Affiliate: any hospital owned or operated by any member of the Circle Health Group (excluding Circle Health Group Limited) or a third party that is managed by Circle Health Group Limited under a management agreement.

Admission Letter: the letter that we send to you detailing the care and treatment and either the Package Price to be provided to you under the Self-Pay Package or an estimate for costs where the treatment is not included within a Self-Pay Package. The letter will also include confirmation of the date of your procedure. If you have not made a booking, you will also be sent a letter with our quotation  together with details about how to book a date for your procedure, but you will always receive an Admission Letter confirming the Package Price or an estimate for costs as relevant and the care and treatment you will be receiving.

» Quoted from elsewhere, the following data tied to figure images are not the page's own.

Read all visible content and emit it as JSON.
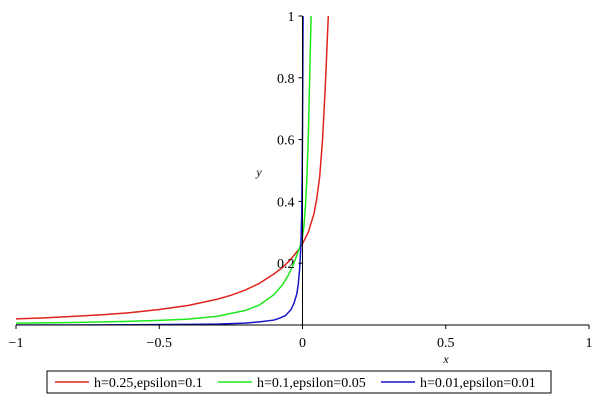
{
  "chart_data": {
    "type": "line",
    "title": "",
    "xlabel": "x",
    "ylabel": "y",
    "xlim": [
      -1,
      1
    ],
    "ylim": [
      0,
      1
    ],
    "x_ticks": [
      -1,
      -0.5,
      0,
      0.5,
      1
    ],
    "x_tick_labels": [
      "−1",
      "−0.5",
      "0",
      "0.5",
      "1"
    ],
    "y_ticks": [
      0.2,
      0.4,
      0.6,
      0.8,
      1
    ],
    "y_tick_labels": [
      "0.2",
      "0.4",
      "0.6",
      "0.8",
      "1"
    ],
    "grid": false,
    "legend_position": "bottom",
    "series": [
      {
        "name": "h=0.25,epsilon=0.1",
        "color": "#e0231c",
        "x": [
          -1,
          -0.9,
          -0.8,
          -0.7,
          -0.6,
          -0.5,
          -0.4,
          -0.3,
          -0.25,
          -0.2,
          -0.15,
          -0.1,
          -0.07,
          -0.05,
          -0.03,
          -0.01,
          0,
          0.02,
          0.04,
          0.05,
          0.06,
          0.07,
          0.08,
          0.09
        ],
        "y": [
          0.02,
          0.023,
          0.028,
          0.033,
          0.04,
          0.05,
          0.063,
          0.083,
          0.096,
          0.113,
          0.135,
          0.165,
          0.186,
          0.204,
          0.225,
          0.248,
          0.263,
          0.3,
          0.36,
          0.41,
          0.48,
          0.6,
          0.78,
          1.0
        ]
      },
      {
        "name": "h=0.1,epsilon=0.05",
        "color": "#1ee81e",
        "x": [
          -1,
          -0.9,
          -0.8,
          -0.7,
          -0.6,
          -0.5,
          -0.4,
          -0.3,
          -0.2,
          -0.15,
          -0.1,
          -0.07,
          -0.05,
          -0.03,
          -0.01,
          0,
          0.005,
          0.01,
          0.015,
          0.02,
          0.025,
          0.03
        ],
        "y": [
          0.006,
          0.007,
          0.008,
          0.01,
          0.012,
          0.015,
          0.019,
          0.028,
          0.047,
          0.065,
          0.098,
          0.13,
          0.16,
          0.2,
          0.25,
          0.285,
          0.32,
          0.38,
          0.47,
          0.6,
          0.8,
          1.0
        ]
      },
      {
        "name": "h=0.01,epsilon=0.01",
        "color": "#1616c8",
        "x": [
          -1,
          -0.8,
          -0.6,
          -0.4,
          -0.3,
          -0.2,
          -0.15,
          -0.1,
          -0.08,
          -0.06,
          -0.04,
          -0.03,
          -0.02,
          -0.015,
          -0.01,
          -0.006,
          -0.003,
          -0.001,
          0,
          0.001,
          0.002
        ],
        "y": [
          0.0,
          0.0,
          0.001,
          0.002,
          0.003,
          0.006,
          0.01,
          0.016,
          0.022,
          0.03,
          0.05,
          0.07,
          0.1,
          0.13,
          0.18,
          0.25,
          0.35,
          0.5,
          0.62,
          0.8,
          1.0
        ]
      }
    ]
  }
}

Circle Health Group: means Circle Health Group Limited or any company under the same control as Circle Health Group Limited.

Hospital: means any hospital operated by Circle Health Group Limited or any of its Affiliates.

Registration Form: the registration form signed by you prior to admission at the Hospital.

Package Price: the price that you pay for the Self-Pay Package and which we set out where relevant in the Admission Letter.

Self-Pay Package: the care, treatment or procedures to be carried out at the Hospital, to which a Package Price applies as detailed in your Admission Letter where applicable to you.

Services: the services that we are providing to you as set out in the Admission Letter.

Terms: the terms and conditions set out in this document.